Question

An object is placed
(i) $10 cm$
(ii) $5 cm$
In front of a concave mirror of radius of curvature 15 cm. Find the position, nature and magnification of the image in each case.

Answer 1

In this question, we need to determine the position, nature and magnification of the image formed when the object is placed in front of a concave mirror of radius of curvature 15 cm. For this, we will use the relation between the focal length and radius of curvature. Also, we will use the relation between the focal length, object distance and the image distance from the plane of the mirror.

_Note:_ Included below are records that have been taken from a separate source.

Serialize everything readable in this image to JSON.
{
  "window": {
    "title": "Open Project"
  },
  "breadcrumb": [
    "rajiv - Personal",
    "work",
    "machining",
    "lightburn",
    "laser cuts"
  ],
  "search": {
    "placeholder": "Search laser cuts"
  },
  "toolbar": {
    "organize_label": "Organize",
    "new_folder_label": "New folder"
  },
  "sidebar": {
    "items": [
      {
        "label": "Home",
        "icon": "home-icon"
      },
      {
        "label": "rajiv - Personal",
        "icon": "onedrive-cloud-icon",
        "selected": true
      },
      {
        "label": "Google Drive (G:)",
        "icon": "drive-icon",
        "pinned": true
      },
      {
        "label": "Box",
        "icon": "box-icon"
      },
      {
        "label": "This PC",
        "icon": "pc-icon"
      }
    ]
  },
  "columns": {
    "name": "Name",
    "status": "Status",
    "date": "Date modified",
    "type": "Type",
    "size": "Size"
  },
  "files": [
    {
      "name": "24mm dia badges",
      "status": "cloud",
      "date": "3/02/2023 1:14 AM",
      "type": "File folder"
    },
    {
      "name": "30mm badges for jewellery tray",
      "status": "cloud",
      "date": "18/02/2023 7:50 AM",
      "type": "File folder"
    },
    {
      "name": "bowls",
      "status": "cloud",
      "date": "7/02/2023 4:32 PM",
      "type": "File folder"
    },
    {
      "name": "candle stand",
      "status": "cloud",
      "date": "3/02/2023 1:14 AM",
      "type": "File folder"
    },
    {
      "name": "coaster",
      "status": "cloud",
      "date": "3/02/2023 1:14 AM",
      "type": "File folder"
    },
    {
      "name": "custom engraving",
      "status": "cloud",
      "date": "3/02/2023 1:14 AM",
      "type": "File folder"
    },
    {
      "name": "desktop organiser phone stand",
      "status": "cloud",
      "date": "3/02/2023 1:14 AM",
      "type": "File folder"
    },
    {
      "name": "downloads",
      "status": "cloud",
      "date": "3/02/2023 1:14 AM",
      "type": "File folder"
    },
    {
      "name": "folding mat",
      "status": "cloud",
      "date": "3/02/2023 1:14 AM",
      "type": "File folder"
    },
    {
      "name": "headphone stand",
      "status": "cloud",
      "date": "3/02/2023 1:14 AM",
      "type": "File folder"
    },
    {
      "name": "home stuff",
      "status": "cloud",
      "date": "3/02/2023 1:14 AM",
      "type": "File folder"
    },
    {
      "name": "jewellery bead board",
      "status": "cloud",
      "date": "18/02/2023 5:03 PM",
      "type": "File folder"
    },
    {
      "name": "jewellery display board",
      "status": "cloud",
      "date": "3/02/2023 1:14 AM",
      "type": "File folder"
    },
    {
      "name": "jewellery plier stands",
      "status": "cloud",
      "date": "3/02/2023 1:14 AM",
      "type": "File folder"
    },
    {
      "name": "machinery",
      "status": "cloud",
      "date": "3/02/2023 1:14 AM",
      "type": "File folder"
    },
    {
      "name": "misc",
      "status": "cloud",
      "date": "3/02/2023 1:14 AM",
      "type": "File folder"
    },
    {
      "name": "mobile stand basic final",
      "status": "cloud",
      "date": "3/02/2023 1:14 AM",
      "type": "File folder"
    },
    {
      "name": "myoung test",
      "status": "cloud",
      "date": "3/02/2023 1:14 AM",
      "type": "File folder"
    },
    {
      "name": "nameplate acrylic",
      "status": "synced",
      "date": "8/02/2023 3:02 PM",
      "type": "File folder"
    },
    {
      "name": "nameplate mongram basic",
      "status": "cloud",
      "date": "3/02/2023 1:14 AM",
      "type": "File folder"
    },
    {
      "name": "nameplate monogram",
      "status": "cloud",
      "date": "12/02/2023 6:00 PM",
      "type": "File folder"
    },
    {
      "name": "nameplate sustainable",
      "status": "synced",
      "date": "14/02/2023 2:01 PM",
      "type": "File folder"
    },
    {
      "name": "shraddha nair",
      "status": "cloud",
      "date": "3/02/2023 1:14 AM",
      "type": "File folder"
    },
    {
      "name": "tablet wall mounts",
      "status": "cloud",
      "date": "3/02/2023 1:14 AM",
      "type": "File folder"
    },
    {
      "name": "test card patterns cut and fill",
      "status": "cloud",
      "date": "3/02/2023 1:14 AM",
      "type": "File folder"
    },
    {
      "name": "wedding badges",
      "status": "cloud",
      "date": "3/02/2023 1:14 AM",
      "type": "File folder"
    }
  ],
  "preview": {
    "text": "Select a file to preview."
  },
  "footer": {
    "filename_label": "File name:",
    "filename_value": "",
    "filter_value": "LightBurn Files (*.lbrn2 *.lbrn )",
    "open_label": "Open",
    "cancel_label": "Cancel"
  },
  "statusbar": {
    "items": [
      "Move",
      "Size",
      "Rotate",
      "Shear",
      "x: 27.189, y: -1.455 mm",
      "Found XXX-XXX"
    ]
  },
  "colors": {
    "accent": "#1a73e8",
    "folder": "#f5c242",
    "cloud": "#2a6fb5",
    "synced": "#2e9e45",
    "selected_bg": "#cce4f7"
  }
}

Complete step by step answer:
Given in concave lens using sign notation, the radius of curvature $R = - 15cm$
Hence, the focal length of the lens is given as
$f = \dfrac{R}{2} = \dfrac{{ - 15}}{2} = - 7.5cm$
Now when the object is placed at 10cm from the mirror by using the mirror relation given as
$\dfrac{1}{v} + \dfrac{1}{u} = \dfrac{1}{f} - - (i)$
(i)The distance of the object from the mirror will be

$$\dfrac{1}{v} = \dfrac{1}{f} - \dfrac{1}{u} \\\ \Rightarrow\dfrac{1}{v} = - \dfrac{1}{{7.5}} - \left( { - \dfrac{1}{{10}}} \right) \\\ \Rightarrow\dfrac{1}{v} = - \dfrac{1}{{7.5}} + \dfrac{1}{{10}} \\\ \Rightarrow\dfrac{1}{v} = - \dfrac{1}{{30}} \\\$$

Therefore the distance of the image from the mirror will be $v = - 30cm$
We can say that the image is real and is at a distance of 30cm from the mirror.
Now we know that the magnification of the mirror is the ratio of the distance of the image from the mirror to the distance of the object from the mirror which is given by the formula
$m = \dfrac{v}{u} - - (ii)$
Hence the magnification of the mirror will be

$$m = \dfrac{{ - v}}{u} \\\ \Rightarrow m= \dfrac{{ - 30}}{{10}} \\\ \therefore m=- 3 \\\$$

This means that the image is inverted and is 3 times magnified.
Now when the object is placed at 5cm from the mirror
(ii) Again by using the equation (i), we will find the distance of the image formed

$$\dfrac{1}{v} = \dfrac{1}{f} - \dfrac{1}{u} \\\ \Rightarrow\dfrac{1}{v} = - \dfrac{1}{{7.5}} - \left( { - \dfrac{1}{5}} \right) \\\ \Rightarrow\dfrac{1}{v} = \dfrac{1}{{15}} \\\$$

Therefore the distance of the image from the mirror will be
$v = 15cm$
We can say that the image is behind the mirror
Now find the magnification of the mirror by using equation (ii)
$m = \dfrac{v}{u}$
Hence the magnification of the mirror will be

$$m = \dfrac{{ - v}}{u} \\\ \Rightarrow m= \dfrac{{ - 15}}{{ - 5}} \\\ \therefore m= 3 \\\$$

Hence the image formed is virtual and erect.

Note: Nature of image in a mirror can be determined when the position and the distance of the image from the mirror are known to us, and the distance of the object is determined by the mirror formula where the distance of the object and the focal length of the mirror is known.